Analytical modelling and electrochemical impedance spectroscopy (EIS) to evaluate influence of corrosion product on solution resistance

Abstract

Electrochemical impedance spectroscopy (EIS) is a technique used to evaluate the electrochemical behavior of metallic materials in different environments. In this study, a mathematical model has been developed to analyse the relationship between solution resistance and concentration conductive-corrosion products (Fe2O3) of metallic corroded materials. This model has been designed as a part of an experimental series to use EIS as a tool for mapping the spatial distribution of corrosion by-product from bridge, in order to evaluate the impact of conductive-corrosion on the properties of the solution.
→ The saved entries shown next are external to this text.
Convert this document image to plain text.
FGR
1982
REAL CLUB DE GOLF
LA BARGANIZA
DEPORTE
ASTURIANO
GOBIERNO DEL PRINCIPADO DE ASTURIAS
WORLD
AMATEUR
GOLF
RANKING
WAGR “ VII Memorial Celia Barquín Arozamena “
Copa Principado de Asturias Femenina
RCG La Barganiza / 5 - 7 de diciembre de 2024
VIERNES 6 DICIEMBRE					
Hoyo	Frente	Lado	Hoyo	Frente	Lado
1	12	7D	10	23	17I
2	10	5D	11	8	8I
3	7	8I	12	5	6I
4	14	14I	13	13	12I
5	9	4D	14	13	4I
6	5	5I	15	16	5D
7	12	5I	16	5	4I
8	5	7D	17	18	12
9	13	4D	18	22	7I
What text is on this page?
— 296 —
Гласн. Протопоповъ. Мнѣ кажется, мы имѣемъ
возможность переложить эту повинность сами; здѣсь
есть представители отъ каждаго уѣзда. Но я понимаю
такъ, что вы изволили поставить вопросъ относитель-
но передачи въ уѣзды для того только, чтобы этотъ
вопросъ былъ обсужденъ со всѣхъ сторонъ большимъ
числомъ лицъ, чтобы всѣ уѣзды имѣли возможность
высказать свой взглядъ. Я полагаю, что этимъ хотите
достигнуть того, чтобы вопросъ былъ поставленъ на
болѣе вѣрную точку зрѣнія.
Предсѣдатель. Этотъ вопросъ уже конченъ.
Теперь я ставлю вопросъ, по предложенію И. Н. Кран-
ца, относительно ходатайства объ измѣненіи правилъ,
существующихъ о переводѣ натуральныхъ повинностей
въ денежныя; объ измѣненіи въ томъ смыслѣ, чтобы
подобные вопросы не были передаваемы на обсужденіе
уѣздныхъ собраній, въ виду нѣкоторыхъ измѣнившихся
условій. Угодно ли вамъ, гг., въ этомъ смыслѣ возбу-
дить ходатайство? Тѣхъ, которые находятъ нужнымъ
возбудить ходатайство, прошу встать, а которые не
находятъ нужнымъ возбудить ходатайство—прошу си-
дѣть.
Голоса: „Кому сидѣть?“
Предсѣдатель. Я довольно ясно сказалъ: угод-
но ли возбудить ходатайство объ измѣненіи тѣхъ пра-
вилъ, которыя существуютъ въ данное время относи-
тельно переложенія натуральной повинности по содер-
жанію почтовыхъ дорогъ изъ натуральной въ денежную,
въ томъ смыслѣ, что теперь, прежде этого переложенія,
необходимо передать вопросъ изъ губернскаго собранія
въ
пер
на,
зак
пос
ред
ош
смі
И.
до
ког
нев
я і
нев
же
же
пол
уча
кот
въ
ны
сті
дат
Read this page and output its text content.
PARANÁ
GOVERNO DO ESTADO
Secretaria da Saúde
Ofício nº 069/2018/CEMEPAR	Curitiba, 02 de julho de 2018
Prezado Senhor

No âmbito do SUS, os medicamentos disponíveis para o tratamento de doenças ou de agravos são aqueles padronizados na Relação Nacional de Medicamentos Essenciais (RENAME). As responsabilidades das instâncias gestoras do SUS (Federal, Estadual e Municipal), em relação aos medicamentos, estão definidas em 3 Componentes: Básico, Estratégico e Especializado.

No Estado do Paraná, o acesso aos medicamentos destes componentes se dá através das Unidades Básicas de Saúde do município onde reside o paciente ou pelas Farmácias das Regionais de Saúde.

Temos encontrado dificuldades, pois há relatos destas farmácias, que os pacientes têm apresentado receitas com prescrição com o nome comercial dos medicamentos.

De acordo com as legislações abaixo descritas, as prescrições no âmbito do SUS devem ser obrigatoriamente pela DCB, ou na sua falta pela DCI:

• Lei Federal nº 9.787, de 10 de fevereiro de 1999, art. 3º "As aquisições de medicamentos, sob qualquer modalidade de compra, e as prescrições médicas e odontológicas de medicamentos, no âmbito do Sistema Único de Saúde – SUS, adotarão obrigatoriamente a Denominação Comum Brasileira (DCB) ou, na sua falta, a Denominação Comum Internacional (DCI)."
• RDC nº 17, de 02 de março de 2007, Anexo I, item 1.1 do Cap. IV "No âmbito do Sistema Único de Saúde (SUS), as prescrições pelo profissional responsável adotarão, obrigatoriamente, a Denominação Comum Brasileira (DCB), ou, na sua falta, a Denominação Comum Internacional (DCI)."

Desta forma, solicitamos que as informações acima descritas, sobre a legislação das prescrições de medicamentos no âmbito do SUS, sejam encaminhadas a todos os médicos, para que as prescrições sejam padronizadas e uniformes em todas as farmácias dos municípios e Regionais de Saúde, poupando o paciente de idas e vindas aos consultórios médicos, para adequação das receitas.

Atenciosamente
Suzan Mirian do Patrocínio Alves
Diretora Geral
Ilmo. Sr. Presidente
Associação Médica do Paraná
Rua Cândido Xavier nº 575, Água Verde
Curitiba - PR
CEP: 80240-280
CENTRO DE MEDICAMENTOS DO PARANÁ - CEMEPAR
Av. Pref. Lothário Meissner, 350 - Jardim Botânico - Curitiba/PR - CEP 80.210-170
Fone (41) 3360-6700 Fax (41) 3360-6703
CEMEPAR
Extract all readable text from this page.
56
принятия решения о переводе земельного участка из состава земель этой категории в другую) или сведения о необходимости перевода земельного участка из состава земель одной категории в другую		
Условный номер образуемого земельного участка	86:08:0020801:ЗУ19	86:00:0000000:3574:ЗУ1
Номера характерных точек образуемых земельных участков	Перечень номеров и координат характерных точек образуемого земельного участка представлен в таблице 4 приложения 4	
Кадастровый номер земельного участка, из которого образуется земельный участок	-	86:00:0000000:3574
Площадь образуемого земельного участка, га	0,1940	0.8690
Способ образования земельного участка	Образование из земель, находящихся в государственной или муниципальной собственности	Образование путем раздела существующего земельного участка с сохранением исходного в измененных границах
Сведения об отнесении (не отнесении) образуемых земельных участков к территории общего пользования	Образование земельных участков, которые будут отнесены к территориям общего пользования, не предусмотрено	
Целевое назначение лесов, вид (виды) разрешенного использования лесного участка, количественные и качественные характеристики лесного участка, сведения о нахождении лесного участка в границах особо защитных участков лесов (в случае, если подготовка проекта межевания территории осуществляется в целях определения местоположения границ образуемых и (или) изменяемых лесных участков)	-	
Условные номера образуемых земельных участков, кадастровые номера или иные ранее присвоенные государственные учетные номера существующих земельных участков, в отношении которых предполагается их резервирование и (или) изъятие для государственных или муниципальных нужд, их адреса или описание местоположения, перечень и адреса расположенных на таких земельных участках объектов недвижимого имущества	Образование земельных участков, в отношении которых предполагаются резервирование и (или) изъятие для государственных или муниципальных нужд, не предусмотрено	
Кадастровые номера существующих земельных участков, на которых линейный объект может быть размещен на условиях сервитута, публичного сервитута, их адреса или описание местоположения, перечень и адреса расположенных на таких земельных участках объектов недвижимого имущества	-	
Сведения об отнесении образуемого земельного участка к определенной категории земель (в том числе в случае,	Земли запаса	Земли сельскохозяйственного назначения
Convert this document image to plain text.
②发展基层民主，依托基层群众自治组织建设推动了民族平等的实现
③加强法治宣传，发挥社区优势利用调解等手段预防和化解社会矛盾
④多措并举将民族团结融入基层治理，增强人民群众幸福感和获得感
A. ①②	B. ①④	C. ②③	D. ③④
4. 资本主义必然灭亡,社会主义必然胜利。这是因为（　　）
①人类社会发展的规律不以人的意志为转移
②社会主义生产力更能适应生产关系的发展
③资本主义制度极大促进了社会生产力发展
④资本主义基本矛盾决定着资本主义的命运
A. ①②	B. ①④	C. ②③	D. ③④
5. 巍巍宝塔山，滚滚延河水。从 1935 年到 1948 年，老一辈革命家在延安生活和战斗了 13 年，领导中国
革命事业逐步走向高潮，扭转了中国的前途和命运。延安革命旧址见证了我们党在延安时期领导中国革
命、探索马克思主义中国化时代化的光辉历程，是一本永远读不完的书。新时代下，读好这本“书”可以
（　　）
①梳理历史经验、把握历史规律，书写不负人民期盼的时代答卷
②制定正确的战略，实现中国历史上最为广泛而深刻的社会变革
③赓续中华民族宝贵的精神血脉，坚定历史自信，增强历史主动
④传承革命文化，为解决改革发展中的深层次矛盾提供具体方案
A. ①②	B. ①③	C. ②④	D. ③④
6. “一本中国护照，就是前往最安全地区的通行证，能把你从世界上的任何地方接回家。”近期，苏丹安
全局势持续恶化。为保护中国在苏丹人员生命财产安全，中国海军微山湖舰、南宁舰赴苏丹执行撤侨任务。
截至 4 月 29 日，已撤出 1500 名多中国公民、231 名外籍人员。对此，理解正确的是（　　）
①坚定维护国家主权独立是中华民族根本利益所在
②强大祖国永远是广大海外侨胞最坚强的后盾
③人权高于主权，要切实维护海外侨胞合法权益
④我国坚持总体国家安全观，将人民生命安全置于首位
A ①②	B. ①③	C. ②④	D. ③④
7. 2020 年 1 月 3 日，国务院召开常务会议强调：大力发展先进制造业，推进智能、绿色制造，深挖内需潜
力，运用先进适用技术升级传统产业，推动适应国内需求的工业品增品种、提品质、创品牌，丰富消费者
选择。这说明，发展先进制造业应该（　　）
The influence of Fe2O3 on the solution resistance at varying concentrations, has been modelled. Repetitive electrochemical tests were conducted to investigate the relationship between the impedance and concentration in three different concentrations of corrosion by-product. Nyquist and Bode's graphs have been used to quantitatively analyse the EIS data. The implementation of the proposed mathematical model can quantify the solution resistace based on the mass of presented particles, and provide significant efficiency and methodological advancement over EIS technique. The experimental outcomes show a clear link between solution resistance and iron oxide concentration within the solution which is consistent with the model's finding.